AUGUST 29, 2017 BY XLEDGER STAFF WRITERS

Deloitte’s Automation Report:

Beginning in 2014, Deloitte spent several years surveying clients and accounting leaders about their intentions toward automation. The results appear in “The Robots Are Coming,” an expose on how financial ‘automation’ has influenced the corporate landscape.

Between the highlighted discoveries lie results that, while just as important, never made the headlines. In this article, we identify some of these neglected findings and explain their significance.

1. Automation Is Even More Important than Deloitte Portrays.

According to Deloitte’s report, the only strategic priority higher ranked than automation was “continuous process improvement.” Pause here. How many finance executives would say that refining processes isn’t a high priority? Imagine a LinkedIn profile that proudly advertised resistance to change, that reported the number of years without review or improvement. It’s absurd, right? Any manager worth her salary will constantly refine and test processes, or at least concern herself with appearing to do so. If you adjust the results for such reflexive answers, Deloitte’s findings show automation as an even higher priority.

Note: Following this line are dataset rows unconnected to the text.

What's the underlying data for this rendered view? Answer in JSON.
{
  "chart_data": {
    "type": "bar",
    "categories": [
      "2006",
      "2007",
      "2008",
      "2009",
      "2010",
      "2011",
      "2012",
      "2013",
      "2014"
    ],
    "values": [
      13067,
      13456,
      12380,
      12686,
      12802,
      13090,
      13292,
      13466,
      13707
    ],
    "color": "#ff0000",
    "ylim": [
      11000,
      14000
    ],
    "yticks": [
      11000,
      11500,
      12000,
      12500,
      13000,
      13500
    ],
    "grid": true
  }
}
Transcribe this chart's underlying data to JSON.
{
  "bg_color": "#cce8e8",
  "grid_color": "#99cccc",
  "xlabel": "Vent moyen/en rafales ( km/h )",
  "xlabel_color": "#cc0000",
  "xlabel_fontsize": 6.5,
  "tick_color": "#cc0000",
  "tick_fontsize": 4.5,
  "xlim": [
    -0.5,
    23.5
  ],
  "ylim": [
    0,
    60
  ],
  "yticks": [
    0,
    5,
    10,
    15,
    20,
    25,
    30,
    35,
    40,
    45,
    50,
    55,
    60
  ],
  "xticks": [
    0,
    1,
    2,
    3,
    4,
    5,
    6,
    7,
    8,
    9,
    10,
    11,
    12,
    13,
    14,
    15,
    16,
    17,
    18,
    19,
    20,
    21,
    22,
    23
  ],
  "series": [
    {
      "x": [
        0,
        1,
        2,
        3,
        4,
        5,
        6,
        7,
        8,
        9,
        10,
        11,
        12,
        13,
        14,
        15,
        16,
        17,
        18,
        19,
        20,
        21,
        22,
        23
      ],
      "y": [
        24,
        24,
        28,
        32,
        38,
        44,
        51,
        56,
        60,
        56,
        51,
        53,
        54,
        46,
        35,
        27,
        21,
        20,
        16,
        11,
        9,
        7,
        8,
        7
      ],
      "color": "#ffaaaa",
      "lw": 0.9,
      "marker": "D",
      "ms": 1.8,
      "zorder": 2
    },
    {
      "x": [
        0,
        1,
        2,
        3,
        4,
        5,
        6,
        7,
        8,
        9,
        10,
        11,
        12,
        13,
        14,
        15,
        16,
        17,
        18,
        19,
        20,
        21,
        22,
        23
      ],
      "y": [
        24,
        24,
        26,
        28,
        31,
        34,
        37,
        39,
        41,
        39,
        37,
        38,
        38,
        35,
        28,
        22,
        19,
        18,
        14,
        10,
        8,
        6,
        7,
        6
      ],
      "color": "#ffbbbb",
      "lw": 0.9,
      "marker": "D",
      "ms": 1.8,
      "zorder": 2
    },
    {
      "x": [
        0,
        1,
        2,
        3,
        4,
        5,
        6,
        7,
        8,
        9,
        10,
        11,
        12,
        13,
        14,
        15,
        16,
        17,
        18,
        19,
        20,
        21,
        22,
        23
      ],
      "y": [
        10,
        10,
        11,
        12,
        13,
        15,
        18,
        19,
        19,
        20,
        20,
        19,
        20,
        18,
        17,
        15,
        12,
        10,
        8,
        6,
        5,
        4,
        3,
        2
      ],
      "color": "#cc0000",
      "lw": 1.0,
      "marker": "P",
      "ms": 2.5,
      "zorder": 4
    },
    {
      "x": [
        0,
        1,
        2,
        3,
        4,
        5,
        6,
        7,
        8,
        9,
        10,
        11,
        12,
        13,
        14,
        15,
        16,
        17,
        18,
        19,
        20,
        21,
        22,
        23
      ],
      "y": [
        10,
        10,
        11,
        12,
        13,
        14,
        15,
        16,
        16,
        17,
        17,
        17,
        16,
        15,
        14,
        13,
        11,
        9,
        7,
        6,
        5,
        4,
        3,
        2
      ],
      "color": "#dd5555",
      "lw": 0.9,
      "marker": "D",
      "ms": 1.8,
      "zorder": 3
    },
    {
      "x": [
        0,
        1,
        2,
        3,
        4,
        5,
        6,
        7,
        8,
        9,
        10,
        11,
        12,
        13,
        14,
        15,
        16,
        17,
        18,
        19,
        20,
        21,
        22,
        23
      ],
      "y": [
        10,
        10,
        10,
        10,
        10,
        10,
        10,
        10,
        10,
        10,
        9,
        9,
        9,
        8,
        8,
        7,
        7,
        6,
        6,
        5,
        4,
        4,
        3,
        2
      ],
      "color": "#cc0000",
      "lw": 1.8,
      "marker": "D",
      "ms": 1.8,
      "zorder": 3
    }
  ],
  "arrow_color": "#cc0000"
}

2. The Cloud Continues to Grow in Importance

Although ‘cloud’ might seem like a received doctrine, many organizations have resisted adopting cloud technologies. Deloitte’s study provides hope for cloud advocates. Fifteen percent of respondents called cloud computing a prominent tech goal. Many concerns associated with traditional business computing barely registered. Data quality only received 10% of the vote, Social Media 2%. Archiving and documentation came in at second to last, with 3% identifying it as their area of emphasis. Despite delays, its evangelists can rest assured that cloud computing has the future on its side

3. ERP Systems Figure Big in Automation Plans

The Deloitte report found that 36% of respondents planned to automate through cloud computing, while 13% saw robotic process automation as the right path. Yet according to the survey, fully 71% of respondents plan to automate through their current ERP system.

This introduces some nuance, however. Elsewhere, only 8% of respondents identified implementation of a new ERP system as a high technological priority. Survey author Richard Horton insists, “Some leaders and organizations are suffering from ERP fatigue, which is preventing them from embracing new technologies.” So which is it? Are executives experiencing ERP fatigue? Or do they view ERP as the hope for automation?

Let’s take a closer look. The survey’s respondents associate ERP with the ability to automate—so much so that 71% plan on automating through their current ERP system. Of course, without access to Deloitte’s raw data, we cannot determine how many who plan to automate through ERP have an ERP system suited to automation. Being rational actors, respondent executives will wait to authorize additional spending until they have exhausted the limits of current resources. When pain-points do grow intolerable, these executives will find that the most highly automated systems live in the cloud, where economies of scale allow providers to update and innovate with ease. Thus, we can expect that the ERP market will see a massive surge in cloud adoption over the next five years or so.

4. Rule-Based Finance Processes Will Be the First Automated

Among those surveyed, the top four processes perceived as ripe for automation include accounts payable (91%), travel and expenses (55%), fixed assets (36%), and general ledger (27%). In the UK alone, Deloitte found, organizations can still automate more than 50% of current finance roles. Yet this does not mean that finance departments will soon resemble an assembly line. In the cloud computing world, ‘robot’ refers to a macro or computer program—not, as Horton quips, “walking, talking auto-bots.”